Thousands of Etsy sellers to strike over rising transaction fees | E-commerce

Thousands of Etsy sellers closed their stores this week in protest of increased fees charged by the online marketplace for independent artists, vintage sellers and artisans.

The move is in response to Etsy, which hosts more than 5.3 million businesses, starting Monday, increasing fees charged by sellers from 5% to 6.5% – an increase of 30%.

More than 20,000 sellers on Etsy joined the strike after organizing via Reddit, with many putting their online stores into “holiday mode” all week and others only Monday.
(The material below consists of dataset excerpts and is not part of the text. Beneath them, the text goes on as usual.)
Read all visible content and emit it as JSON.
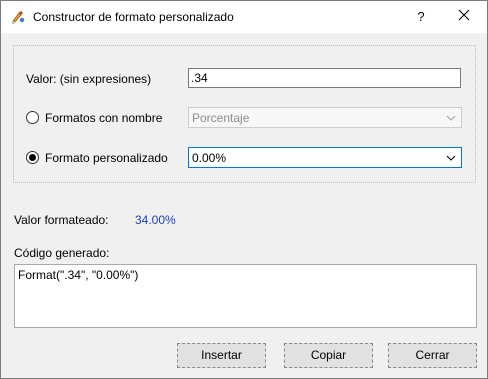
{
  "window": {
    "title": "Constructor de formato personalizado",
    "help_label": "?",
    "icons": {
      "app": "brush-palette-icon",
      "close": "close-icon"
    }
  },
  "form": {
    "value_label": "Valor: (sin expresiones)",
    "value_input": ".34",
    "named_formats_label": "Formatos con nombre",
    "named_formats_selected": "Porcentaje",
    "named_formats_enabled": false,
    "named_formats_checked": false,
    "custom_format_label": "Formato personalizado",
    "custom_format_value": "0.00%",
    "custom_format_checked": true
  },
  "result": {
    "formatted_label": "Valor formateado:",
    "formatted_value": "34.00%",
    "formatted_color": "#1f3fb8",
    "code_label": "Código generado:",
    "code_value": "Format(\".34\", \"0.00%\")"
  },
  "buttons": {
    "insert": "Insertar",
    "copy": "Copiar",
    "close": "Cerrar"
  }
}
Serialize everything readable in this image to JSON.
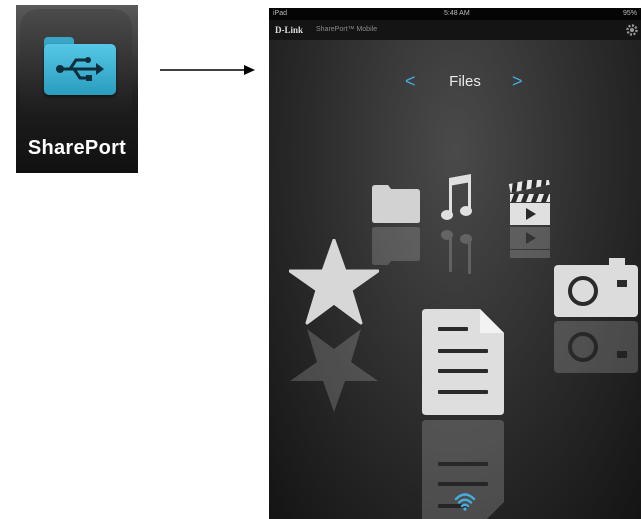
{
  "launcher": {
    "app_label": "SharePort",
    "icon": "usb-folder-icon"
  },
  "arrow_icon": "arrow-right-icon",
  "device": {
    "status_bar": {
      "carrier": "iPad",
      "time": "5:48 AM",
      "battery": "95%"
    },
    "header": {
      "brand": "D-Link",
      "app_name": "SharePort™ Mobile",
      "settings_icon": "gear-icon"
    },
    "nav": {
      "prev_symbol": "<",
      "title": "Files",
      "next_symbol": ">"
    },
    "categories": [
      {
        "name": "folder",
        "icon": "folder-icon"
      },
      {
        "name": "music",
        "icon": "music-note-icon"
      },
      {
        "name": "video",
        "icon": "clapperboard-icon"
      },
      {
        "name": "favorites",
        "icon": "star-icon"
      },
      {
        "name": "documents",
        "icon": "document-icon"
      },
      {
        "name": "photos",
        "icon": "camera-icon"
      }
    ],
    "connection_icon": "wifi-icon",
    "colors": {
      "accent": "#44aee0",
      "app_icon": "#3fb4d6"
    }
  }
}
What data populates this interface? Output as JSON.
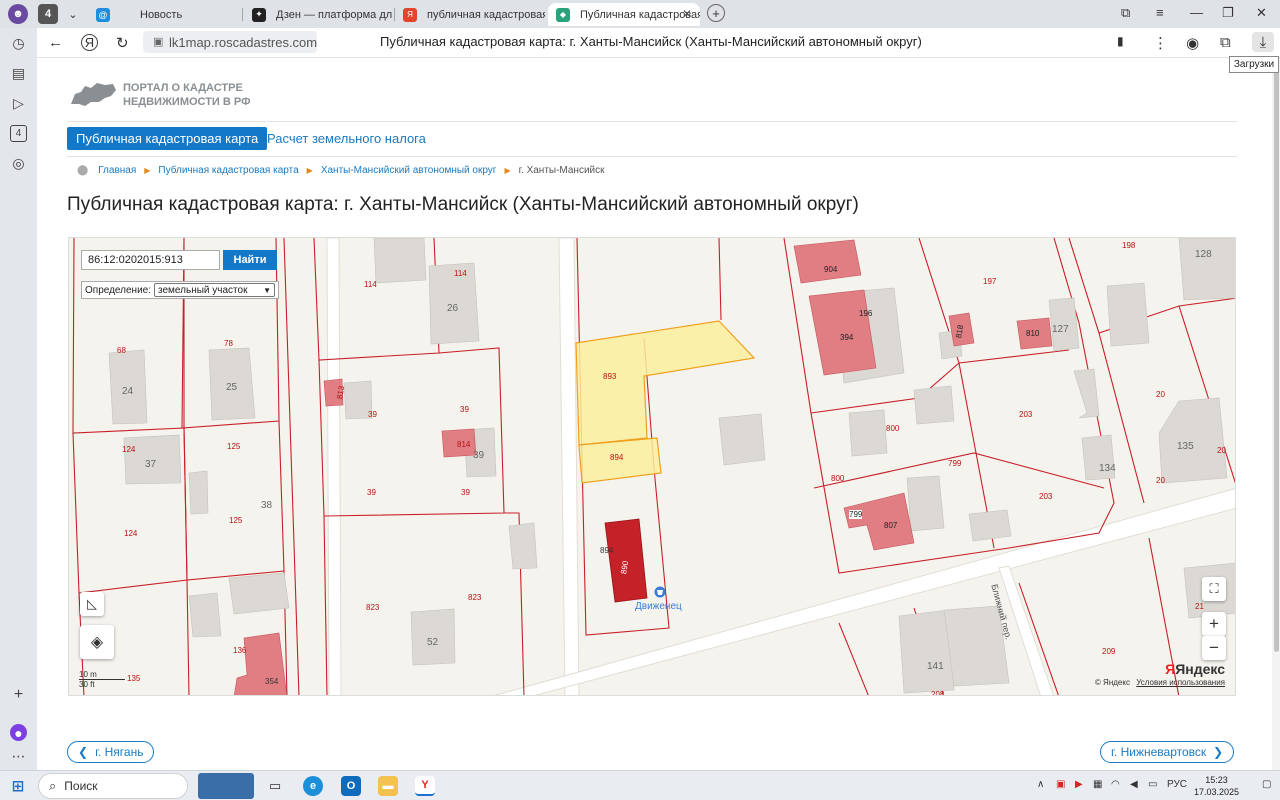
{
  "browser": {
    "profile_badge": "4",
    "tabs": [
      {
        "label": "Новость",
        "favicon": "@"
      },
      {
        "label": "Дзен — платформа для п",
        "favicon": "✦"
      },
      {
        "label": "публичная кадастровая к",
        "favicon": "Я"
      },
      {
        "label": "Публичная кадастровая ка",
        "favicon": "◆"
      }
    ],
    "url": "lk1map.roscadastres.com",
    "title": "Публичная кадастровая карта: г. Ханты-Мансийск (Ханты-Мансийский автономный округ)",
    "tooltip_downloads": "Загрузки"
  },
  "site": {
    "logo_line1": "ПОРТАЛ О КАДАСТРЕ",
    "logo_line2": "НЕДВИЖИМОСТИ В РФ",
    "menu": {
      "cadastral_map": "Публичная кадастровая карта",
      "land_tax": "Расчет земельного налога"
    },
    "breadcrumbs": [
      "Главная",
      "Публичная кадастровая карта",
      "Ханты-Мансийский автономный округ",
      "г. Ханты-Мансийск"
    ],
    "heading": "Публичная кадастровая карта: г. Ханты-Мансийск (Ханты-Мансийский автономный округ)"
  },
  "map": {
    "search_value": "86:12:0202015:913",
    "search_button": "Найти",
    "definition_label": "Определение:",
    "definition_value": "земельный участок",
    "scale_metric": "10 m",
    "scale_imperial": "30 ft",
    "copyright": "© Яндекс",
    "terms": "Условия использования",
    "brand": "Яндекс",
    "poi": "Движенец",
    "street": "Ближний пер.",
    "zoom_in": "+",
    "zoom_out": "−",
    "parcel_labels": {
      "p68": "68",
      "p78": "78",
      "p114a": "114",
      "p114b": "114",
      "p24": "24",
      "p25": "25",
      "p26": "26",
      "p124a": "124",
      "p124b": "124",
      "p125a": "125",
      "p125b": "125",
      "p37": "37",
      "p38": "38",
      "p39a": "39",
      "p39b": "39",
      "p39c": "39",
      "p39d": "39",
      "p39e": "39",
      "p39f": "39",
      "p823a": "823",
      "p823b": "823",
      "p52": "52",
      "p136": "136",
      "p135": "135",
      "p354": "354",
      "p893": "893",
      "p894a": "894",
      "p894b": "894",
      "p890": "890",
      "p904": "904",
      "p196": "196",
      "p394": "394",
      "p197": "197",
      "p818": "818",
      "p810": "810",
      "p127": "127",
      "p198": "198",
      "p128": "128",
      "p20a": "20",
      "p20b": "20",
      "p20c": "20",
      "p135b": "135",
      "p203a": "203",
      "p203b": "203",
      "p134": "134",
      "p800a": "800",
      "p800b": "800",
      "p799a": "799",
      "p799b": "799",
      "p807": "807",
      "p141": "141",
      "p209": "209",
      "p208": "208",
      "p21": "21",
      "p814": "814",
      "p813": "813"
    }
  },
  "pager": {
    "prev": "г. Нягань",
    "next": "г. Нижневартовск"
  },
  "taskbar": {
    "search": "Поиск",
    "lang": "РУС",
    "time": "15:23",
    "date": "17.03.2025"
  }
}
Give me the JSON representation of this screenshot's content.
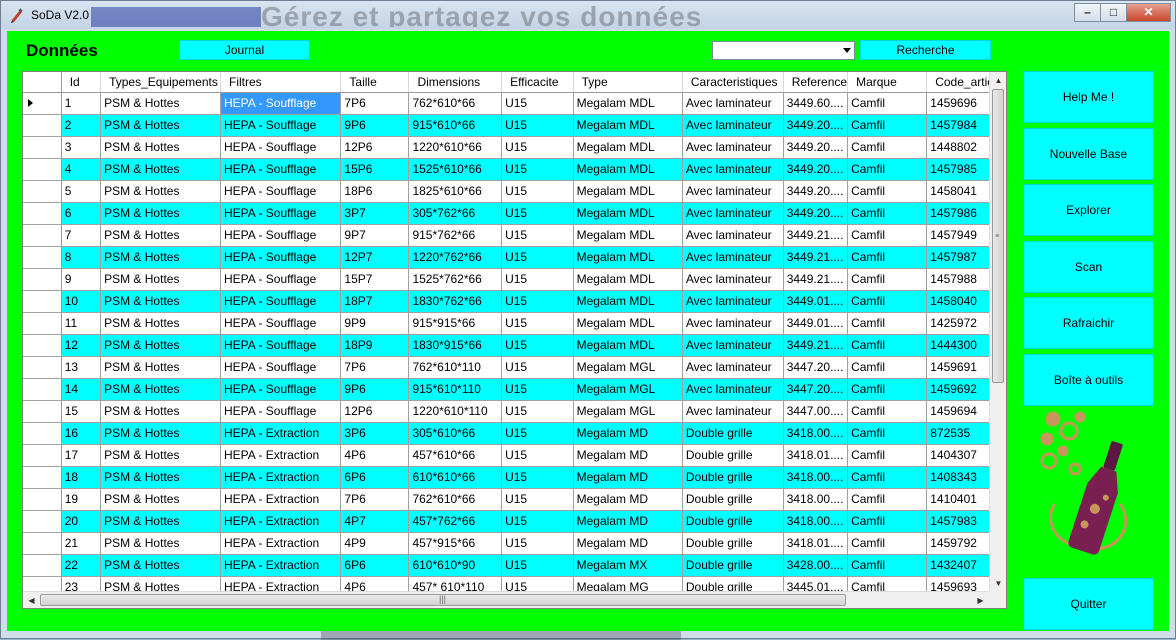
{
  "window": {
    "title": "SoDa V2.0",
    "ghost_title": "Gérez et partagez vos données"
  },
  "header": {
    "heading": "Données",
    "journal_label": "Journal",
    "search_label": "Recherche",
    "search_combo_value": ""
  },
  "table": {
    "columns": [
      "Id",
      "Types_Equipements",
      "Filtres",
      "Taille",
      "Dimensions",
      "Efficacite",
      "Type",
      "Caracteristiques",
      "Reference",
      "Marque",
      "Code_articl"
    ],
    "rows": [
      [
        "1",
        "PSM & Hottes",
        "HEPA - Soufflage",
        "7P6",
        "762*610*66",
        "U15",
        "Megalam MDL",
        "Avec laminateur",
        "3449.60....",
        "Camfil",
        "1459696"
      ],
      [
        "2",
        "PSM & Hottes",
        "HEPA - Soufflage",
        "9P6",
        " 915*610*66",
        "U15",
        "Megalam MDL",
        "Avec laminateur",
        "3449.20....",
        "Camfil",
        "1457984"
      ],
      [
        "3",
        "PSM & Hottes",
        "HEPA - Soufflage",
        "12P6",
        " 1220*610*66",
        "U15",
        "Megalam MDL",
        "Avec laminateur",
        "3449.20....",
        "Camfil",
        "1448802"
      ],
      [
        "4",
        "PSM & Hottes",
        "HEPA - Soufflage",
        "15P6",
        " 1525*610*66",
        "U15",
        "Megalam MDL",
        "Avec laminateur",
        "3449.20....",
        "Camfil",
        "1457985"
      ],
      [
        "5",
        "PSM & Hottes",
        "HEPA - Soufflage",
        "18P6",
        " 1825*610*66",
        "U15",
        "Megalam MDL",
        "Avec laminateur",
        "3449.20....",
        "Camfil",
        "1458041"
      ],
      [
        "6",
        "PSM & Hottes",
        "HEPA - Soufflage",
        "3P7",
        " 305*762*66",
        "U15",
        "Megalam MDL",
        "Avec laminateur",
        "3449.20....",
        "Camfil",
        "1457986"
      ],
      [
        "7",
        "PSM & Hottes",
        "HEPA - Soufflage",
        "9P7",
        " 915*762*66",
        "U15",
        "Megalam MDL",
        "Avec laminateur",
        "3449.21....",
        "Camfil",
        "1457949"
      ],
      [
        "8",
        "PSM & Hottes",
        "HEPA - Soufflage",
        "12P7",
        "1220*762*66",
        "U15",
        "Megalam MDL",
        "Avec laminateur",
        "3449.21....",
        "Camfil",
        "1457987"
      ],
      [
        "9",
        "PSM & Hottes",
        "HEPA - Soufflage",
        "15P7",
        "1525*762*66",
        "U15",
        "Megalam MDL",
        "Avec laminateur",
        "3449.21....",
        "Camfil",
        "1457988"
      ],
      [
        "10",
        "PSM & Hottes",
        "HEPA - Soufflage",
        "18P7",
        " 1830*762*66",
        "U15",
        "Megalam MDL",
        "Avec laminateur",
        "3449.01....",
        "Camfil",
        "1458040"
      ],
      [
        "11",
        "PSM & Hottes",
        "HEPA - Soufflage",
        "9P9",
        " 915*915*66",
        "U15",
        "Megalam MDL",
        "Avec laminateur",
        "3449.01....",
        "Camfil",
        "1425972"
      ],
      [
        "12",
        "PSM & Hottes",
        "HEPA - Soufflage",
        "18P9",
        " 1830*915*66",
        "U15",
        "Megalam MDL",
        "Avec laminateur",
        "3449.21....",
        "Camfil",
        "1444300"
      ],
      [
        "13",
        "PSM & Hottes",
        "HEPA - Soufflage",
        "7P6",
        "762*610*110",
        "U15",
        "Megalam MGL",
        "Avec laminateur",
        "3447.20....",
        "Camfil",
        "1459691"
      ],
      [
        "14",
        "PSM & Hottes",
        "HEPA - Soufflage",
        "9P6",
        "915*610*110",
        "U15",
        "Megalam MGL",
        "Avec laminateur",
        "3447.20....",
        "Camfil",
        "1459692"
      ],
      [
        "15",
        "PSM & Hottes",
        "HEPA - Soufflage",
        "12P6",
        "1220*610*110",
        "U15",
        "Megalam MGL",
        "Avec laminateur",
        "3447.00....",
        "Camfil",
        "1459694"
      ],
      [
        "16",
        "PSM & Hottes",
        "HEPA - Extraction",
        "3P6",
        "305*610*66",
        "U15",
        "Megalam MD",
        "Double grille",
        "3418.00....",
        "Camfil",
        "872535"
      ],
      [
        "17",
        "PSM & Hottes",
        "HEPA - Extraction",
        "4P6",
        "457*610*66",
        "U15",
        "Megalam MD",
        "Double grille",
        "3418.01....",
        "Camfil",
        "1404307"
      ],
      [
        "18",
        "PSM & Hottes",
        "HEPA - Extraction",
        "6P6",
        "610*610*66",
        "U15",
        "Megalam MD",
        "Double grille",
        "3418.00....",
        "Camfil",
        "1408343"
      ],
      [
        "19",
        "PSM & Hottes",
        "HEPA - Extraction",
        "7P6",
        "762*610*66",
        "U15",
        "Megalam MD",
        "Double grille",
        "3418.00....",
        "Camfil",
        "1410401"
      ],
      [
        "20",
        "PSM & Hottes",
        "HEPA - Extraction",
        "4P7",
        " 457*762*66",
        "U15",
        "Megalam MD",
        "Double grille",
        "3418.00....",
        "Camfil",
        "1457983"
      ],
      [
        "21",
        "PSM & Hottes",
        "HEPA - Extraction",
        "4P9",
        "457*915*66",
        "U15",
        "Megalam MD",
        "Double grille",
        "3418.01....",
        "Camfil",
        "1459792"
      ],
      [
        "22",
        "PSM & Hottes",
        "HEPA - Extraction",
        "6P6",
        "610*610*90",
        "U15",
        "Megalam MX",
        "Double grille",
        "3428.00....",
        "Camfil",
        "1432407"
      ],
      [
        "23",
        "PSM & Hottes",
        "HEPA - Extraction",
        "4P6",
        "457* 610*110",
        "U15",
        "Megalam MG",
        "Double grille",
        "3445.01....",
        "Camfil",
        "1459693"
      ]
    ]
  },
  "sidebar": {
    "buttons": [
      "Help Me !",
      "Nouvelle Base",
      "Explorer",
      "Scan",
      "Rafraichir",
      "Boîte à outils"
    ],
    "quit_label": "Quitter"
  },
  "colors": {
    "background": "#00ff00",
    "button": "#00ffff",
    "row_alt": "#00ffff",
    "selection": "#3399ff",
    "logo_wine": "#7a1f52",
    "logo_bubbles": "#c8965a"
  },
  "icons": {
    "app": "soda-app-icon",
    "logo": "wine-bottle-logo"
  }
}
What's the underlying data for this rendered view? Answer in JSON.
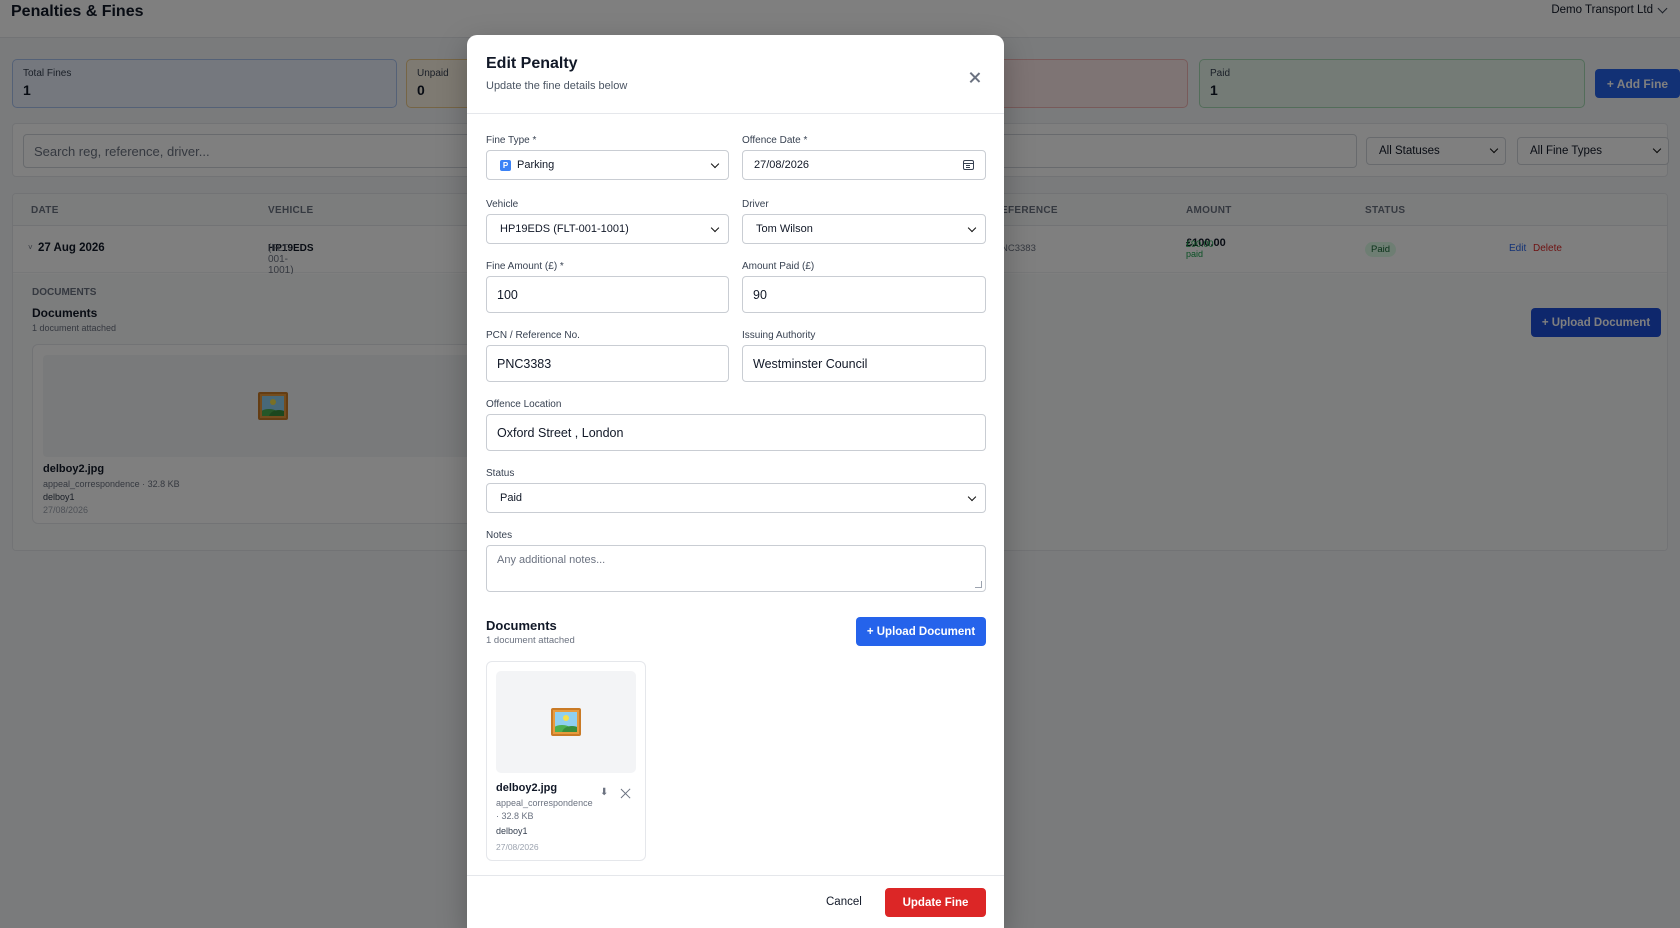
{
  "page": {
    "title": "Penalties & Fines",
    "company": "Demo Transport Ltd"
  },
  "stats": {
    "total": {
      "label": "Total Fines",
      "value": "1"
    },
    "unpaid": {
      "label": "Unpaid",
      "value": "0"
    },
    "paid": {
      "label": "Paid",
      "value": "1"
    }
  },
  "toolbar": {
    "add_fine": "+ Add Fine",
    "search_placeholder": "Search reg, reference, driver...",
    "status_filter": "All Statuses",
    "type_filter": "All Fine Types"
  },
  "table": {
    "headers": {
      "date": "DATE",
      "vehicle": "VEHICLE",
      "reference": "EFERENCE",
      "amount": "AMOUNT",
      "status": "STATUS"
    },
    "row": {
      "expander": "˅",
      "date": "27 Aug 2026",
      "reg": "HP19EDS",
      "fleet": "(FLT-001-1001)",
      "reference": "NC3383",
      "amount": "£100.00",
      "paid_sub": "£90.00 paid",
      "status": "Paid",
      "edit": "Edit",
      "delete": "Delete"
    },
    "documents": {
      "section_label": "DOCUMENTS",
      "title": "Documents",
      "count": "1 document attached",
      "upload": "+ Upload Document",
      "file": {
        "name": "delboy2.jpg",
        "meta": "appeal_correspondence · 32.8 KB",
        "uploaded_by": "delboy1",
        "date": "27/08/2026"
      }
    }
  },
  "modal": {
    "title": "Edit Penalty",
    "subtitle": "Update the fine details below",
    "fields": {
      "fine_type": {
        "label": "Fine Type *",
        "value": "Parking",
        "badge": "P"
      },
      "offence_date": {
        "label": "Offence Date *",
        "value": "27/08/2026"
      },
      "vehicle": {
        "label": "Vehicle",
        "value": "HP19EDS (FLT-001-1001)"
      },
      "driver": {
        "label": "Driver",
        "value": "Tom Wilson"
      },
      "fine_amount": {
        "label": "Fine Amount (£) *",
        "value": "100"
      },
      "amount_paid": {
        "label": "Amount Paid (£)",
        "value": "90"
      },
      "pcn": {
        "label": "PCN / Reference No.",
        "value": "PNC3383"
      },
      "authority": {
        "label": "Issuing Authority",
        "value": "Westminster Council"
      },
      "location": {
        "label": "Offence Location",
        "value": "Oxford Street , London"
      },
      "status": {
        "label": "Status",
        "value": "Paid"
      },
      "notes": {
        "label": "Notes",
        "placeholder": "Any additional notes..."
      }
    },
    "documents": {
      "title": "Documents",
      "count": "1 document attached",
      "upload": "+ Upload Document",
      "file": {
        "name": "delboy2.jpg",
        "meta": "appeal_correspondence · 32.8 KB",
        "uploaded_by": "delboy1",
        "date": "27/08/2026"
      }
    },
    "footer": {
      "cancel": "Cancel",
      "submit": "Update Fine"
    }
  },
  "colors": {
    "primary": "#2563eb",
    "danger": "#dc2626",
    "success": "#16a34a"
  }
}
Other Etsy sellers keep their stores open but have added photos explaining their opposition to the fee increase for customers.

In a letter sent Monday to Etsy CEO Josh Silverman, the strike’s organizer, Christy Cassidy of Rhode Island, called the move “nothing short of pandemic profiteering.” Etsy has not responded yet.

Speaking to the Guardian, Cassidy said: “We’ve given people multiple options for how to participate, depending on their financial situation.”

Cassidy said more than 22,500 Etsy sellers have joined the protest.

In addition to the anger over the fee increase, Etsy sellers are also opposed to other changes, which they say have reduced the brand and taken away their profits. Sellers with sales of more than $10,000 per year on Etsy are charged an additional mandatory fee for off-site marketing.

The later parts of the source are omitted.